Pour les sept premiers mois de l’année (janvier à juillet 2019), 4890 passages ont été détectés sur la voie centrale de la Méditerranée, vers l’Italie et Malte, venant notamment de la Tunisie, du Soudan et du Pakistan. Cela représente moins de 10% des détections (1).

C’est la route maritime ‘Est’ (vers la Grèce) qui constitue la principale voie : 28.200 personnes ont été détectées dans la partie orientale de Méditerranée vers l’Europe. La plupart d’entre eux venaient d’Afghanistan et de Syrie. Il faut ajouter à cela les 1040 passages via l’Albanie (essentiellement des Albanais).

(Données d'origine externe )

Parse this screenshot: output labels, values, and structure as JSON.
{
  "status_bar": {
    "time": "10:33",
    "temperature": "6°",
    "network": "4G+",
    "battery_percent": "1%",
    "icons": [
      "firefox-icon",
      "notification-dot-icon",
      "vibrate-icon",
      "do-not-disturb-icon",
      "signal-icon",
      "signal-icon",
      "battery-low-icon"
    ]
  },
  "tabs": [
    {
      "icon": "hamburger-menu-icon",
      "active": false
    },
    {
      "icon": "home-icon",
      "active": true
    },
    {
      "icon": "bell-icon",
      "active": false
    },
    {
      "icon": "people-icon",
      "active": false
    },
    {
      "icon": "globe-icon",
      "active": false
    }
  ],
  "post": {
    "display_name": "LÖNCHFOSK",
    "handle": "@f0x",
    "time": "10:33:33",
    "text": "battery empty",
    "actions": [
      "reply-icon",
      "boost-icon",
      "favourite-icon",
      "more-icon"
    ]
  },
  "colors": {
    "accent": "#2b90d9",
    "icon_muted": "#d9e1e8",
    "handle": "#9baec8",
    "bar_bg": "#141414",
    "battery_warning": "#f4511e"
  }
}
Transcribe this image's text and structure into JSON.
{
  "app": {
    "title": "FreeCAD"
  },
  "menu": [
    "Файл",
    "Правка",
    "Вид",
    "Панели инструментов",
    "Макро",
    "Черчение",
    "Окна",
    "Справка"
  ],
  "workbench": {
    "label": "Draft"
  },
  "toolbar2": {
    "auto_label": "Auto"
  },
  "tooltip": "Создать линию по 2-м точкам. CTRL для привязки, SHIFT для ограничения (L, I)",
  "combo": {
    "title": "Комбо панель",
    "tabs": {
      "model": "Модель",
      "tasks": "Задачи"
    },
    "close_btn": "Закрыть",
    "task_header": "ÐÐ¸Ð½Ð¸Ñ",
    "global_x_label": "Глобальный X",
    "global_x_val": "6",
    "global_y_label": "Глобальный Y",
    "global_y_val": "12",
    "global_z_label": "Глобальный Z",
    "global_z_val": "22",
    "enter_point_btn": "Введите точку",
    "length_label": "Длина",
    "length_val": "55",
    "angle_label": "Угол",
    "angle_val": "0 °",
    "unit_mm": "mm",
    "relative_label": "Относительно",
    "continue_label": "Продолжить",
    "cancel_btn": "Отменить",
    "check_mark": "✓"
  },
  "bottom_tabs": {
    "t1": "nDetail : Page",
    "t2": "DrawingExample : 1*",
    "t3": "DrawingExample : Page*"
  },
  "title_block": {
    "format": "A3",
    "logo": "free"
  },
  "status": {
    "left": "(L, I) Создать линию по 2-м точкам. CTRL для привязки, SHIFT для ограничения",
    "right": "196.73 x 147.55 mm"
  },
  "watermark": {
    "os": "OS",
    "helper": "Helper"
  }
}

La route maritime ‘Ouest’ (vers l’Espagne) constitue la deuxième principale source avec 13.164 détections (du Maroc notamment).

Et la route des Balkans constitue la troisième voie d’accès : 5794 passages détectés (essentiellement d’Afghanistan et d’Iran) vers la Croatie (et la Hongrie).

Le passage illégal des frontières terrestres de l’Est européen reste, quant-à-lui, très limité (302 détections).

Regarder la carte de Frontex et télécharger le tableur donnant les chiffres, pays d’origine par pays d’origine

(NGV)

  1. On parle bien de détections de passages illégaux (ce qui peut recouper parfois le passage d’une même personne).